New entrants into the online market
Last year in October, the first budget online shopping made a debut into the East African region. The shipping website is now serving Kenya, Tanzania, Uganda, Rwanda, Burundi and South Sudan in addressing the missing link for online shopping and shipping from the U.S. to East Africa. StatesDuka does weekly air shipping and monthly ocean freight to Kenya and surrounding East African countries.
“Current and prospective clients also have the flexibility of making their purchases via mobile money which is a major economic driver in East Africa, as the region continues its transition to cashless payment methods. The entry of StatesDuka into the industry comes on the heels of a wave of online shoppers in East Africa demanding quality products from the U.S. due to their appetite for genuine products and the rapidly growing middle class in the region.” Reads a statement from StatesDuka on the announcement.
Stateduka now joins other online platforms like Jumia, Ebay, OLX, Pigiame,Kilimall, Cheki and Electrohub among others.
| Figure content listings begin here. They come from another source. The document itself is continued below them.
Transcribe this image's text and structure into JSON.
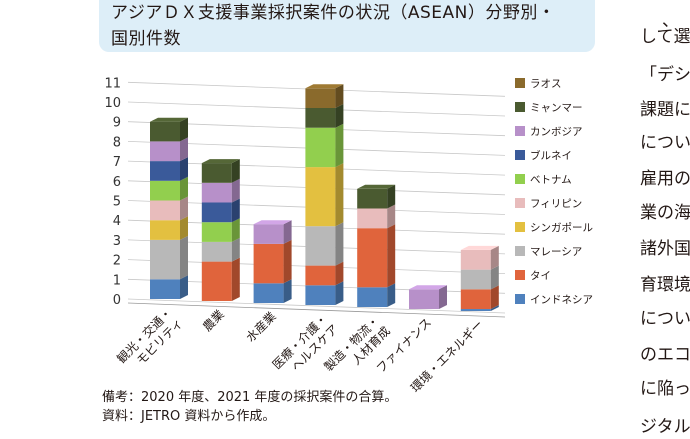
{
  "header": {
    "title_line1": "アジアＤＸ支援事業採択案件の状況（ASEAN）分野別・",
    "title_line2": "国別件数"
  },
  "notes": {
    "line1": "備考：2020 年度、2021 年度の採択案件の合算。",
    "line2": "資料：JETRO 資料から作成。"
  },
  "side_text": {
    "lines": [
      "、",
      "して選",
      "「デシ",
      "課題に",
      "につい",
      "雇用の",
      "業の海",
      "諸外国",
      "育環境",
      "につい",
      "のエコ",
      "に陥っ",
      "ジタル"
    ]
  },
  "chart_data": {
    "type": "bar",
    "stacked": true,
    "three_d": true,
    "categories": [
      "観光・交通・モビリティ",
      "農業",
      "水産業",
      "医療・介護・ヘルスケア",
      "製造・物流・人材育成",
      "ファイナンス",
      "環境・エネルギー"
    ],
    "category_lines": [
      [
        "観光・交通・",
        "モビリティ"
      ],
      [
        "農業"
      ],
      [
        "水産業"
      ],
      [
        "医療・介護・",
        "ヘルスケア"
      ],
      [
        "製造・物流・",
        "人材育成"
      ],
      [
        "ファイナンス"
      ],
      [
        "環境・エネルギー"
      ]
    ],
    "yticks": [
      "0",
      "1",
      "2",
      "3",
      "4",
      "5",
      "6",
      "7",
      "8",
      "9",
      "10",
      "11"
    ],
    "ylim": [
      0,
      11
    ],
    "grid": true,
    "legend_position": "right",
    "series": [
      {
        "name": "インドネシア",
        "color": "#4f81bd",
        "values": [
          1,
          0,
          1,
          1,
          1,
          0,
          0.1
        ]
      },
      {
        "name": "タイ",
        "color": "#e0643c",
        "values": [
          0,
          2,
          2,
          1,
          3,
          0,
          1
        ]
      },
      {
        "name": "マレーシア",
        "color": "#b8b8b8",
        "values": [
          2,
          1,
          0,
          2,
          0,
          0,
          1
        ]
      },
      {
        "name": "シンガポール",
        "color": "#e3c040",
        "values": [
          1,
          0,
          0,
          3,
          0,
          0,
          0
        ]
      },
      {
        "name": "フィリピン",
        "color": "#e8bcbc",
        "values": [
          1,
          0,
          0,
          0,
          1,
          0,
          1
        ]
      },
      {
        "name": "ベトナム",
        "color": "#92cf4e",
        "values": [
          1,
          1,
          0,
          2,
          0,
          0,
          0
        ]
      },
      {
        "name": "ブルネイ",
        "color": "#3a5a9a",
        "values": [
          1,
          1,
          0,
          0,
          0,
          0,
          0
        ]
      },
      {
        "name": "カンボジア",
        "color": "#b790c9",
        "values": [
          1,
          1,
          1,
          0,
          0,
          1,
          0
        ]
      },
      {
        "name": "ミャンマー",
        "color": "#4a5a30",
        "values": [
          1,
          1,
          0,
          1,
          1,
          0,
          0
        ]
      },
      {
        "name": "ラオス",
        "color": "#8a6a2c",
        "values": [
          0,
          0,
          0,
          1,
          0,
          0,
          0
        ]
      }
    ]
  }
}
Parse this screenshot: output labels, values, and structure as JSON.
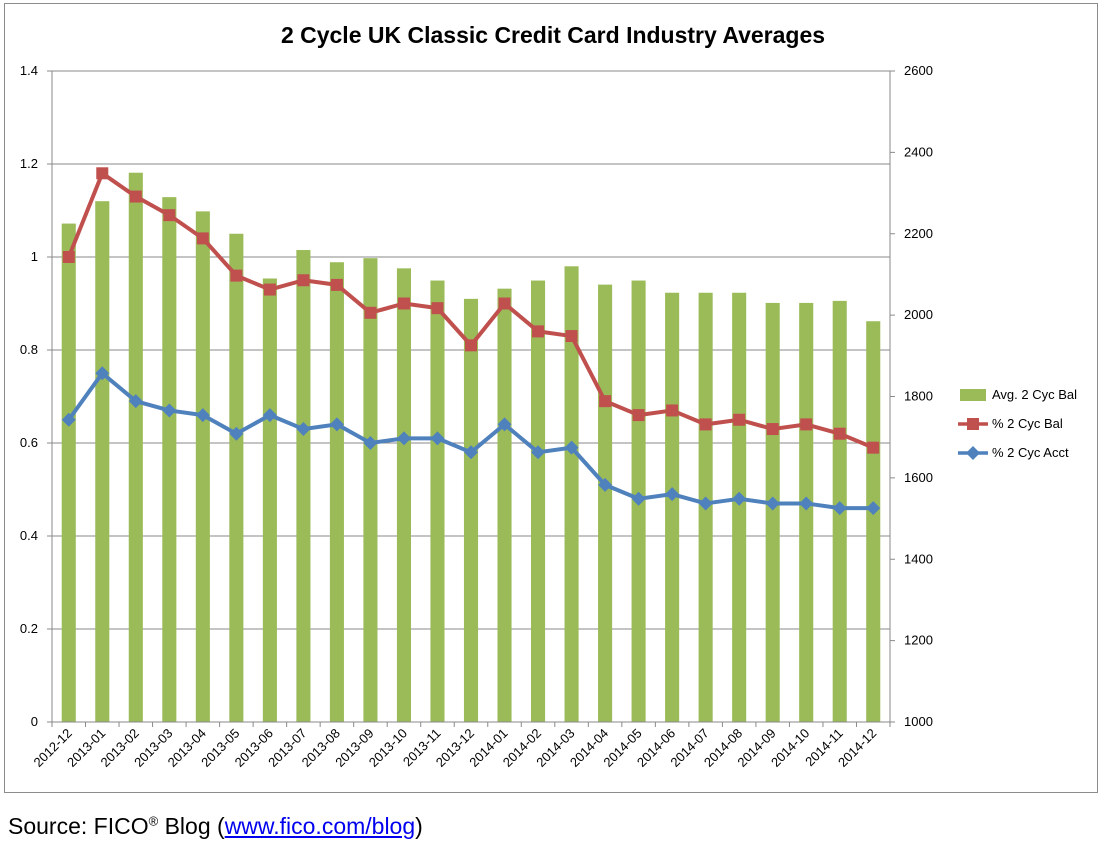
{
  "chart_data": {
    "type": "bar+line",
    "title": "2 Cycle UK Classic Credit Card Industry Averages",
    "categories": [
      "2012-12",
      "2013-01",
      "2013-02",
      "2013-03",
      "2013-04",
      "2013-05",
      "2013-06",
      "2013-07",
      "2013-08",
      "2013-09",
      "2013-10",
      "2013-11",
      "2013-12",
      "2014-01",
      "2014-02",
      "2014-03",
      "2014-04",
      "2014-05",
      "2014-06",
      "2014-07",
      "2014-08",
      "2014-09",
      "2014-10",
      "2014-11",
      "2014-12"
    ],
    "left_axis": {
      "ylim": [
        0,
        1.4
      ],
      "ticks": [
        "0",
        "0.2",
        "0.4",
        "0.6",
        "0.8",
        "1",
        "1.2",
        "1.4"
      ]
    },
    "right_axis": {
      "ylim": [
        1000,
        2600
      ],
      "ticks": [
        "1000",
        "1200",
        "1400",
        "1600",
        "1800",
        "2000",
        "2200",
        "2400",
        "2600"
      ]
    },
    "grid": "horizontal",
    "legend_position": "right",
    "series": [
      {
        "name": "Avg. 2 Cyc Bal",
        "type": "bar",
        "axis": "right",
        "color": "#9bbb59",
        "values": [
          2225,
          2280,
          2350,
          2290,
          2255,
          2200,
          2090,
          2160,
          2130,
          2140,
          2115,
          2085,
          2040,
          2065,
          2085,
          2120,
          2075,
          2085,
          2055,
          2055,
          2055,
          2030,
          2030,
          2035,
          1985
        ]
      },
      {
        "name": "% 2 Cyc Bal",
        "type": "line",
        "axis": "left",
        "color": "#c0504d",
        "marker": "square",
        "values": [
          1.0,
          1.18,
          1.13,
          1.09,
          1.04,
          0.96,
          0.93,
          0.95,
          0.94,
          0.88,
          0.9,
          0.89,
          0.81,
          0.9,
          0.84,
          0.83,
          0.69,
          0.66,
          0.67,
          0.64,
          0.65,
          0.63,
          0.64,
          0.62,
          0.59
        ]
      },
      {
        "name": "% 2 Cyc Acct",
        "type": "line",
        "axis": "left",
        "color": "#4f81bd",
        "marker": "diamond",
        "values": [
          0.65,
          0.75,
          0.69,
          0.67,
          0.66,
          0.62,
          0.66,
          0.63,
          0.64,
          0.6,
          0.61,
          0.61,
          0.58,
          0.64,
          0.58,
          0.59,
          0.51,
          0.48,
          0.49,
          0.47,
          0.48,
          0.47,
          0.47,
          0.46,
          0.46
        ]
      }
    ]
  },
  "source": {
    "prefix": "Source: FICO",
    "registered": "®",
    "middle": " Blog (",
    "link_text": "www.fico.com/blog",
    "suffix": ")"
  }
}
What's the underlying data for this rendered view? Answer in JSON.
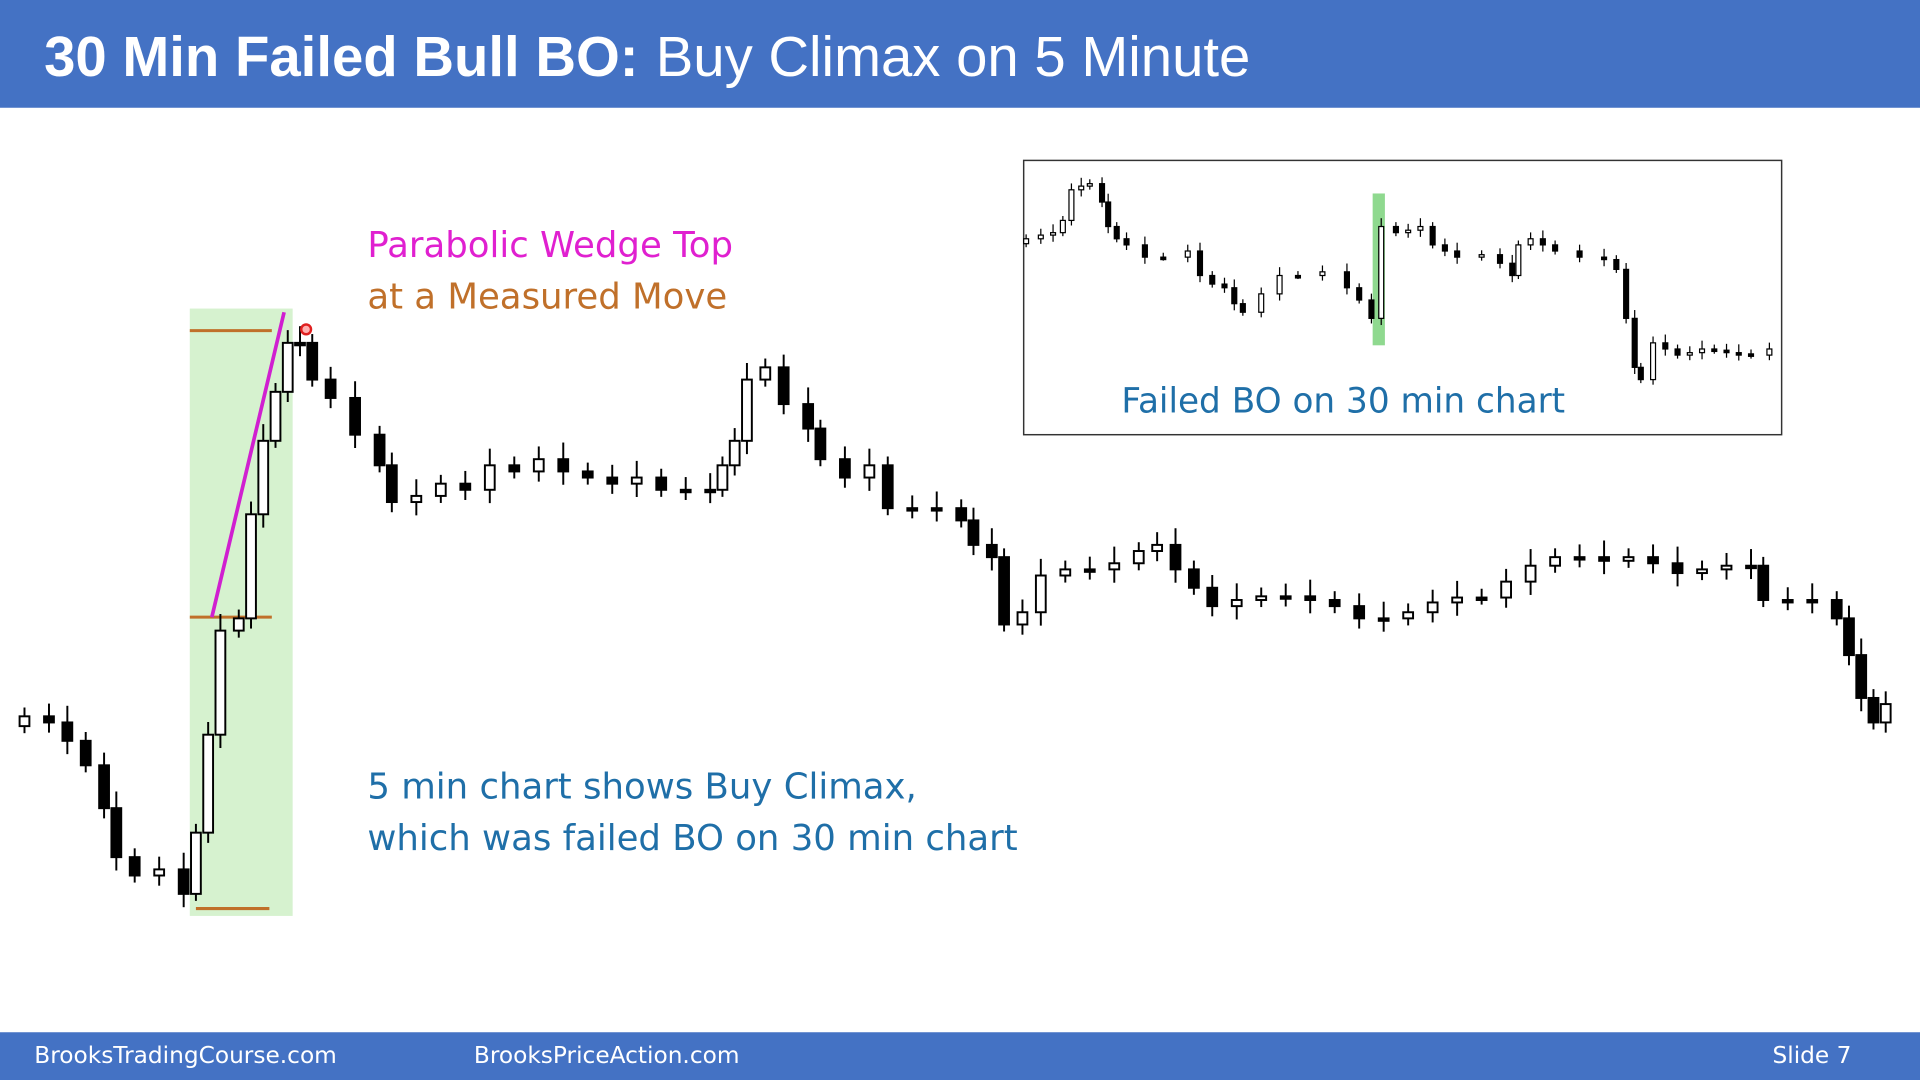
{
  "header": {
    "title_bold": "30 Min Failed Bull BO:",
    "title_rest": "Buy Climax on 5 Minute"
  },
  "annotations": {
    "wedge": "Parabolic Wedge Top",
    "measured_move": "at a Measured Move",
    "note_line1": "5 min chart shows Buy Climax,",
    "note_line2": "which was failed BO on 30 min chart"
  },
  "inset": {
    "label": "Failed BO on 30 min chart"
  },
  "footer": {
    "left": "BrooksTradingCourse.com",
    "center": "BrooksPriceAction.com",
    "slide": "Slide 7"
  }
}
Online banking is also another trend that internet users have embraced. As revealed by Consumer Insight’s DigitalK Report, internet users in Kenya are shunning the banking hall in favour of internet banking.
According to the study, 46% of those who use the internet for banking revealed that they typically do so an average of five times a month. The main functions accessed on banking applications are cash transfers and bank statements, at a usage rate of 61% and 31% respectively. It seems traditional banks need to go so that they can be replaced by banks on the go.